Figurines. 2000 pieces, height 8,5 cm. PVC. 2025
— Please tell me about the sculptures you create.
— The project is called "Expanded Memorial" because it spreads to the people. You can grab a figurine and take it to your home, office, or keep it in your pocket. There isn’t just Navalny — it’s a series of other characters. Recently, it’s been mostly women like, for instance, Celeste Caeiro who put flowers in soldiers’ rifles during Portugal’s Carnation Revolution in 1974. Simple, peaceful actions of people in the face of dictatorship or violence generate an image that triggers a different way of acting and thinking.

Fernando Sánchez Castillo
In Spain we are used to seeing representations of people with guns at war memorials instead of civilian figures who took peaceful action and had a positive influence on society. Toys for children are also very violent: soldiers, tanks.
As a kid I had a huge collection of these plastic figurines. There were animals as well. Back then I thought there was a modest artist behind these beautiful animals. He wasn’t able to build a monument, but could make a toy with which my imagination could create a different world. Now, I feel like I can do something similar but with other, more inspiring images.
— I remember your installation in Moscow dedicated to August Landmesser, a worker who kept his arms crossed while standing in a crowd where everyone was making a Nazi salute. But there was a requirement: you could only grab a figurine if you wrote something on a piece of paper and left it behind.
— It’s not a requirement, but rather an invitation. People are invited to leave a comment, a drawing or something that can be exchanged. They take an object, but also can leave an object. It’s an exercise in the freedom to write something — or not.
In Mexico, we created 18,000 figurines based on an archival photo of a student demonstration in 1968. It is estimated that more than 50,000 people have been disappeared for political reasons from 1968 to today. At first, people wouldn’t dare grab a figurine and take it home with them because they were so respectful of this monument. So I had to encourage them to take one. You are allowed to grab one, you’re allowed to write on a post-it, you’re allowed to stick it on the wall. You can, but you don’t have to.
— What is special about the new chapter dedicated to Navalny?
— Normally, I don’t work with recent events, but in the case of Navalny I can’t afford to wait 40 or 80 years.

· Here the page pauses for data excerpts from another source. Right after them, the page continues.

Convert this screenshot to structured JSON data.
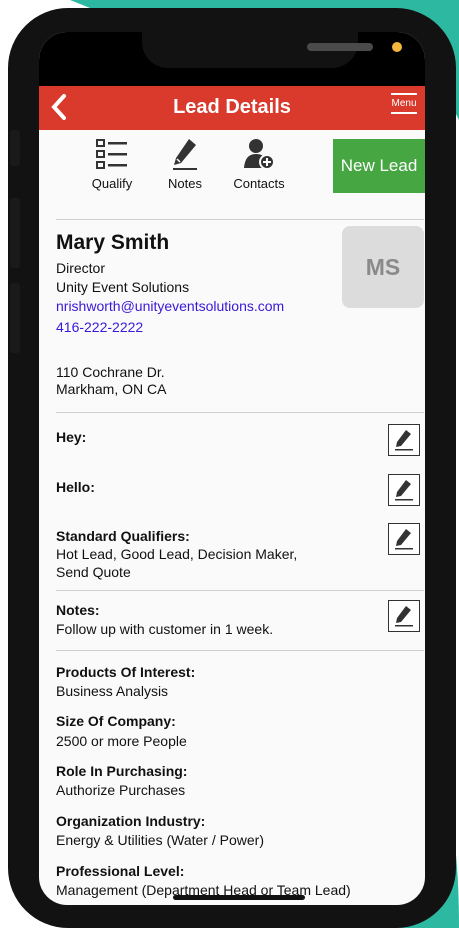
{
  "header": {
    "back_icon": "chevron-left-icon",
    "title": "Lead Details",
    "menu_label": "Menu"
  },
  "toolbar": {
    "qualify": "Qualify",
    "notes": "Notes",
    "contacts": "Contacts",
    "new_lead": "New Lead"
  },
  "contact": {
    "name": "Mary Smith",
    "title": "Director",
    "company": "Unity Event Solutions",
    "email": "nrishworth@unityeventsolutions.com",
    "phone": "416-222-2222",
    "initials": "MS",
    "address_line1": "110 Cochrane Dr.",
    "address_line2": "Markham, ON  CA"
  },
  "fields": {
    "hey_label": "Hey:",
    "hello_label": "Hello:",
    "qualifiers_label": "Standard Qualifiers:",
    "qualifiers_value_1": "Hot Lead, Good Lead, Decision Maker,",
    "qualifiers_value_2": "Send Quote",
    "notes_label": "Notes:",
    "notes_value": "Follow up with customer in 1 week.",
    "products_label": "Products Of Interest:",
    "products_value": "Business Analysis",
    "size_label": "Size Of Company:",
    "size_value": "2500 or more People",
    "role_label": "Role In Purchasing:",
    "role_value": "Authorize Purchases",
    "industry_label": "Organization Industry:",
    "industry_value": "Energy & Utilities (Water / Power)",
    "level_label": "Professional Level:",
    "level_value": "Management (Department Head or Team Lead)"
  },
  "colors": {
    "header_red": "#d93a2b",
    "new_lead_green": "#46a641",
    "link_blue": "#3a18d8",
    "teal_bg": "#2db8a2"
  }
}
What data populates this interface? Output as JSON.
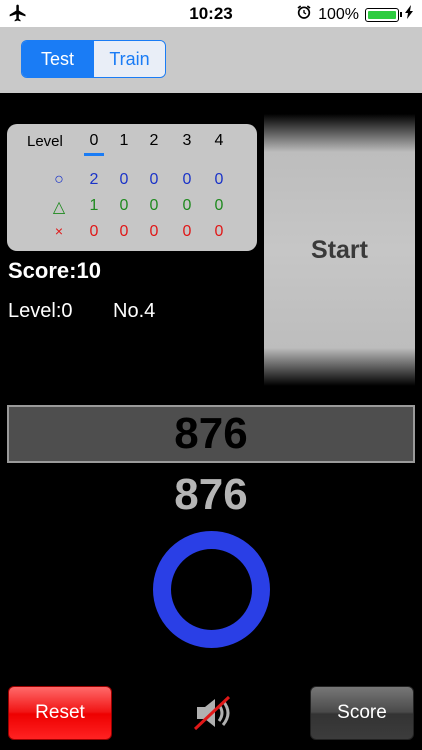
{
  "status_bar": {
    "time": "10:23",
    "battery": "100%",
    "battery_level": 1.0
  },
  "mode_toggle": {
    "options": [
      "Test",
      "Train"
    ],
    "selected": "Test"
  },
  "score_table": {
    "header_label": "Level",
    "levels": [
      "0",
      "1",
      "2",
      "3",
      "4"
    ],
    "selected_level": "0",
    "rows": [
      {
        "symbol": "○",
        "color": "#1a33c8",
        "values": [
          "2",
          "0",
          "0",
          "0",
          "0"
        ]
      },
      {
        "symbol": "△",
        "color": "#1f8a1f",
        "values": [
          "1",
          "0",
          "0",
          "0",
          "0"
        ]
      },
      {
        "symbol": "×",
        "color": "#e01818",
        "values": [
          "0",
          "0",
          "0",
          "0",
          "0"
        ]
      }
    ]
  },
  "score_text": "Score:10",
  "level_text": "Level:0",
  "number_text": "No.4",
  "start_button": {
    "label": "Start"
  },
  "answer_display": "876",
  "prompt_number": "876",
  "result_indicator": {
    "icon": "circle-ring-icon",
    "color": "#2a3fe6"
  },
  "bottom_bar": {
    "reset_label": "Reset",
    "score_label": "Score",
    "mute_icon": "speaker-muted-icon"
  }
}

Actually, every time I’ve been to Russia, I’ve loved it so much. I was impressed by how Russian society is so respectful of art and artists. Spain was very much linked to Russia and the Soviet Union during the Civil War. Many Spanish refugees, particularly kids, went there and were very well received. So, yeah, I wanted to be a part of that.

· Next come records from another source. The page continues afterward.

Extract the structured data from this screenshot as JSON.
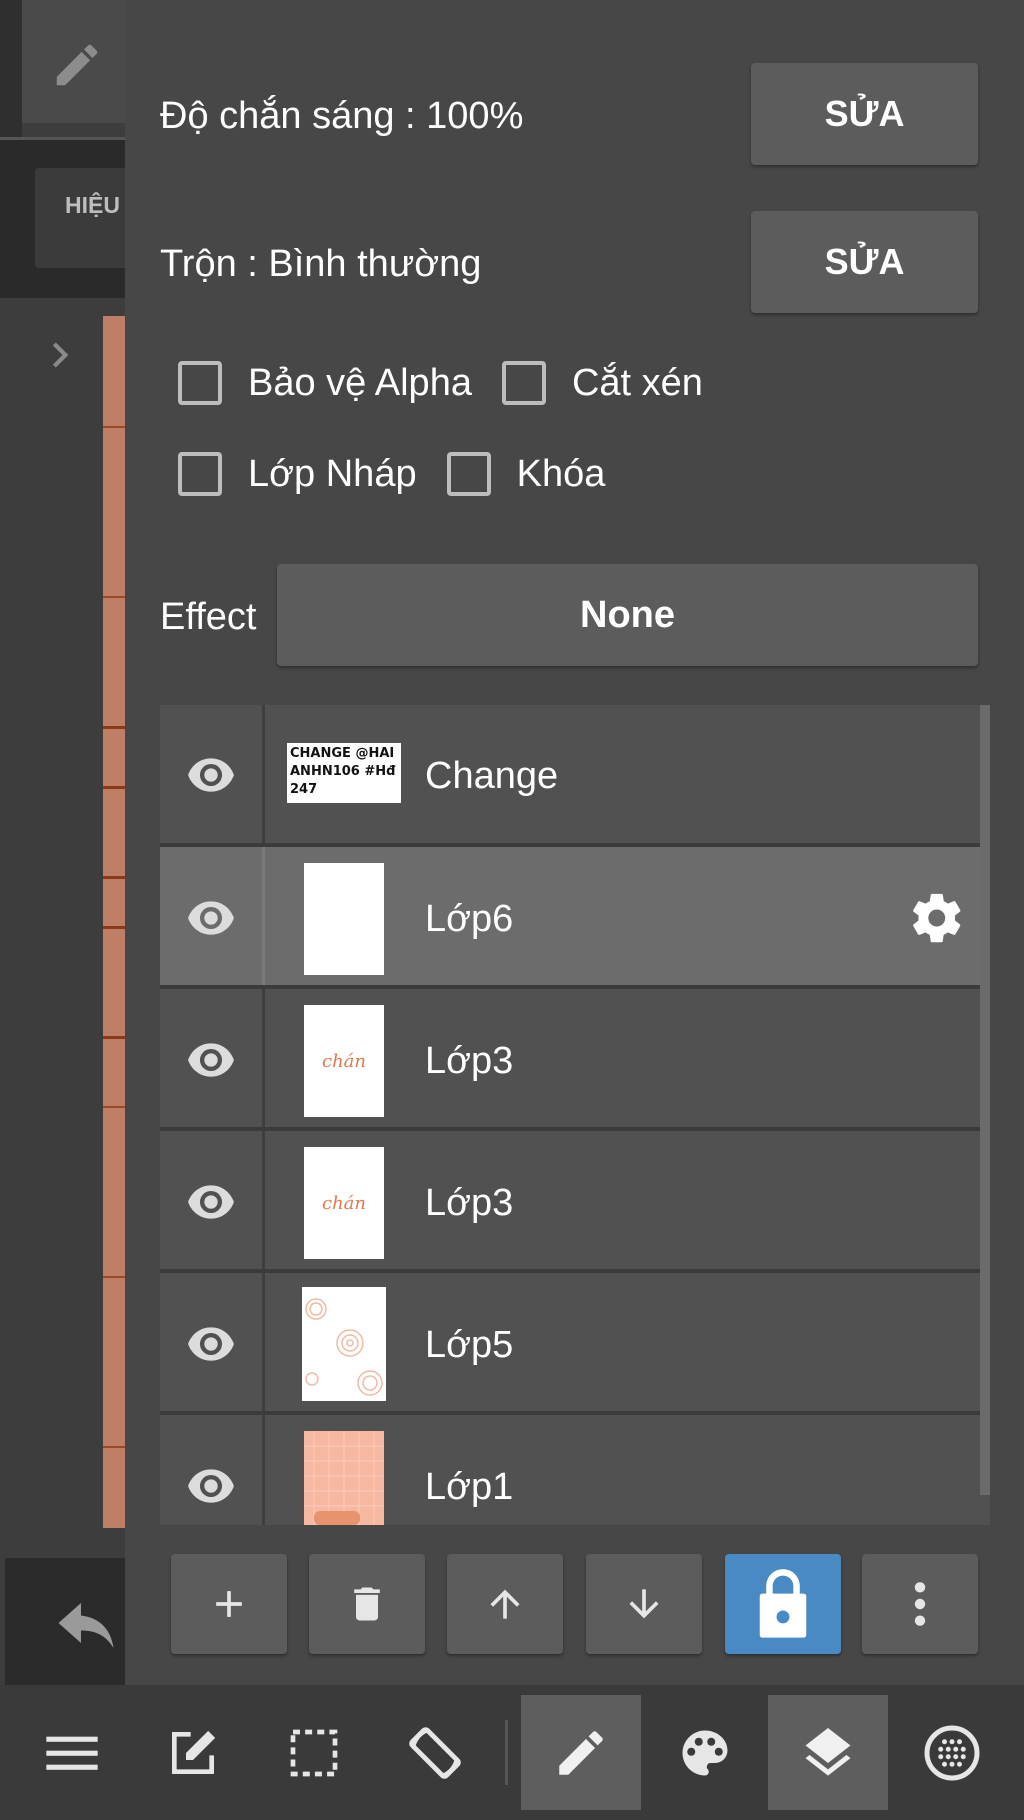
{
  "sidebar": {
    "effect_tab_label": "HIỆU"
  },
  "properties": {
    "opacity_label": "Độ chắn sáng : 100%",
    "blend_label": "Trộn : Bình thường",
    "edit_button_label": "SỬA",
    "effect_label": "Effect",
    "effect_value": "None",
    "checkboxes": [
      {
        "label": "Bảo vệ Alpha",
        "checked": false
      },
      {
        "label": "Cắt xén",
        "checked": false
      },
      {
        "label": "Lớp Nháp",
        "checked": false
      },
      {
        "label": "Khóa",
        "checked": false
      }
    ]
  },
  "layers": [
    {
      "name": "Change",
      "thumb_text": "CHANGE @HAIANHN106 #Hđ247",
      "selected": false
    },
    {
      "name": "Lớp6",
      "selected": true
    },
    {
      "name": "Lớp3",
      "thumb_text": "chán",
      "selected": false
    },
    {
      "name": "Lớp3",
      "thumb_text": "chán",
      "selected": false
    },
    {
      "name": "Lớp5",
      "selected": false
    },
    {
      "name": "Lớp1",
      "selected": false
    }
  ],
  "colors": {
    "panel_bg": "#474747",
    "button_bg": "#5c5c5c",
    "selected_row": "#6c6c6c",
    "active_blue": "#4a8ac4",
    "accent_orange": "#e07a4f"
  },
  "action_bar": [
    "add-layer",
    "delete-layer",
    "move-up",
    "move-down",
    "lock",
    "more"
  ],
  "toolbar": [
    "menu",
    "edit",
    "selection",
    "rotate",
    "pen",
    "palette",
    "layers",
    "grid"
  ]
}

I love the stubbornness of those Russian people who think differently. I hope that this small memorial can spread like a tiny fire, creating peaceful fires in other people. I think the pose of this figurine is beautiful because it’s a guy sending out a heart to his wife or to the beloved people.
Fernando Sánchez Castillo is a Spanish artist who works with themes of history, memory and resistance. Born in Madrid in 1970, he studied Fine Arts at the Facultad de Bellas Artes, Universidad Complutense Madrid, and Philosophy at the Instituto de Estética Contemporánea, Universidad Autónoma de Madrid. Sánchez Castillo has had solo exhibitions in Spain, Mexico, Germany, Austria and other countries. His works are included in the collections of the Centre Georges Pompidou, the Centro de Arte Reina Sofía, the Dutch Central Bank and other institutions.

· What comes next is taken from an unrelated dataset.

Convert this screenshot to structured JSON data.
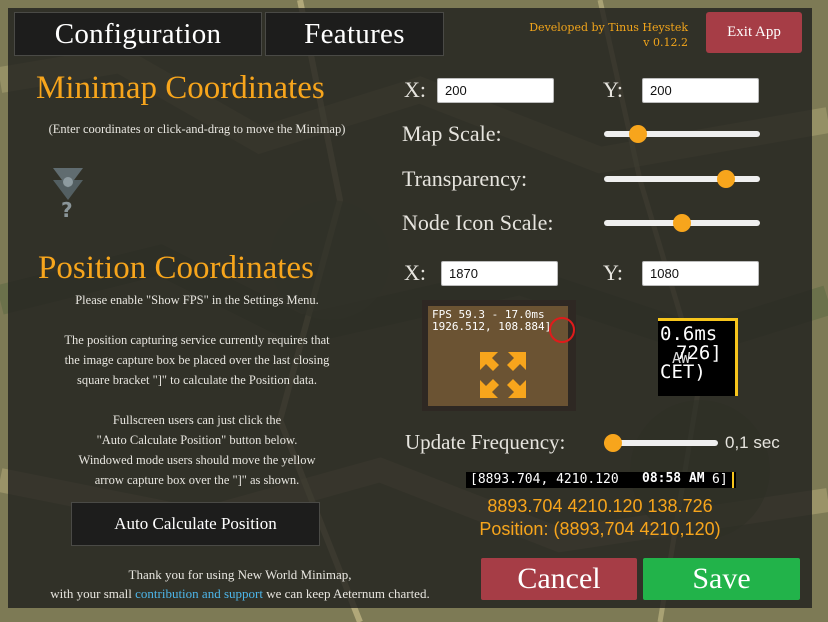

Among Sánchez Castillo’s most famous projects is "Expanded Memorial", a series of interactive installations in which visitors can take home a small plastic figure of a protester or freedom fighter and leave a message in the exhibition space. Like collectible superhero figurines, these small sculptures help their owners express themselves, reminding them of how they see themselves — the emotional connection to them is stronger than to large street monuments.
In late 2021, months before Russia’s full-scale invasion of Ukraine, the New Tretyakov Gallery in Moscow opened the exhibition "Diversity United", the last major international art exhibition before the country’s cultural isolation. One of the most memorable exhibits was Sánchez Castillo’s monument to August Landmesser, a German worker known from a historic photograph in which he is the only one in a crowd not raising his arm in a Nazi salute. At least two participants in the documentary part of the exhibition "No" took figurines of Landmesser with them into exile.
Specifically for the exhibition "No", Sánchez Castillo created a sculpture of the politician Alexei Navalny, who remained Vladimir Putin’s main opponent until he was killed in a Russian prison in 2024. The work is the first monument of its kind to Navalny.